Reflexión de Domingo

Reflexión de Domingo

Por Raúl E. Valobra

Algunos confunden necesidad laboral con proyecto político y distan demasiado uno del otro, la necesidad suele tener cara de hereje y por eso es entendible toda búsqueda de sustento económico por parte de las personas pero eso no da la categoría de proyecto colectivo a un espacio.
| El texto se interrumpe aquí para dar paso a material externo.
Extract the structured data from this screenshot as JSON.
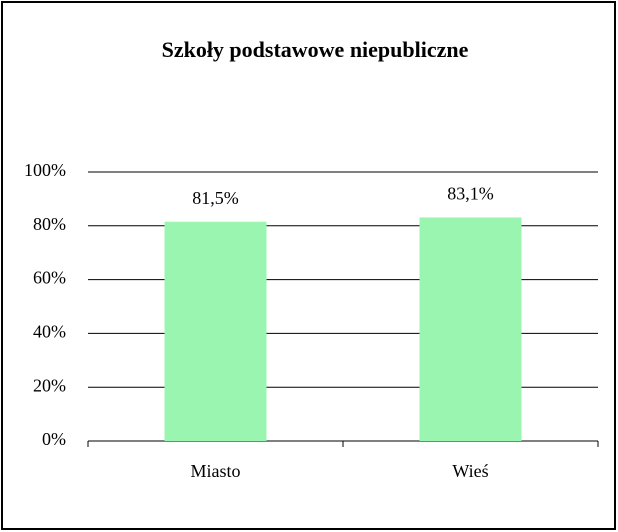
{
  "chart_data": {
    "type": "bar",
    "title": "Szkoły podstawowe niepubliczne",
    "categories": [
      "Miasto",
      "Wieś"
    ],
    "values": [
      81.5,
      83.1
    ],
    "value_labels": [
      "81,5%",
      "83,1%"
    ],
    "color": "#99f5b0",
    "ylim": [
      0,
      100
    ],
    "yticks": [
      {
        "value": 0,
        "label": "0%"
      },
      {
        "value": 20,
        "label": "20%"
      },
      {
        "value": 40,
        "label": "40%"
      },
      {
        "value": 60,
        "label": "60%"
      },
      {
        "value": 80,
        "label": "80%"
      },
      {
        "value": 100,
        "label": "100%"
      }
    ],
    "grid": true
  }
}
El vil metal actúa como un gran disciplinador interno, un efecto mordaza que calla toda crítica, que finge la calma sobre la superficie aunque por debajo y entre dientes todos sientan la bronca y la impotencia de no ser escuchados ni tenidos en cuenta por quienese debieran escuchar.

Ahora, si los funcionarios, dirigentes y militantes no critican, debaten, enriquecen el proyecto, lo dan vuelta y lo vuelven a poner de pie, lo desarman y lo arman, convencidos de sus alcances, porque en definitiva si no cuál es el rol de ellos dentro de ese espacio, más allá de la saciedad de los recursos económicos.

Es necesario fortalecer el diálogo interno, diálogo es hablar y escuchar, no creer que nadie encarna discursos mesiánicos, que pueden estar sobre los demás, la soberbia termina en el encapsulamiento y el encapsulamiento aleja de la realidad, y no ver la realidad lleva a la derrota, 4 o 5 iluminados no pueden sentirse intérpretes de todo un movimiento popular.

Cada voz debe ser protagonista, merece ser respetada y tenida en cuenta, es la única manera de dejar de disfrazar con carácter colectivo lo que en verdad es una construcción personalista, para ello se necesita la grandeza de abrir el juego y despojarse de las mezquindades, propias del poder, como también se necesita coraje para reclamar ese derecho.

Todos somos responsables, todos tenemos la obligación de aportar ideas, de sumar, y sumar no solo es callar y aplaudir cuando hay que aplaudir, también es plantear las disidencias y otorgarle al espacio la tan “mencionada” diversidad y pluralidad, que lo constituye, al menos en los papeles, sin esa cuota indelegable de participación el futuro es sombrío.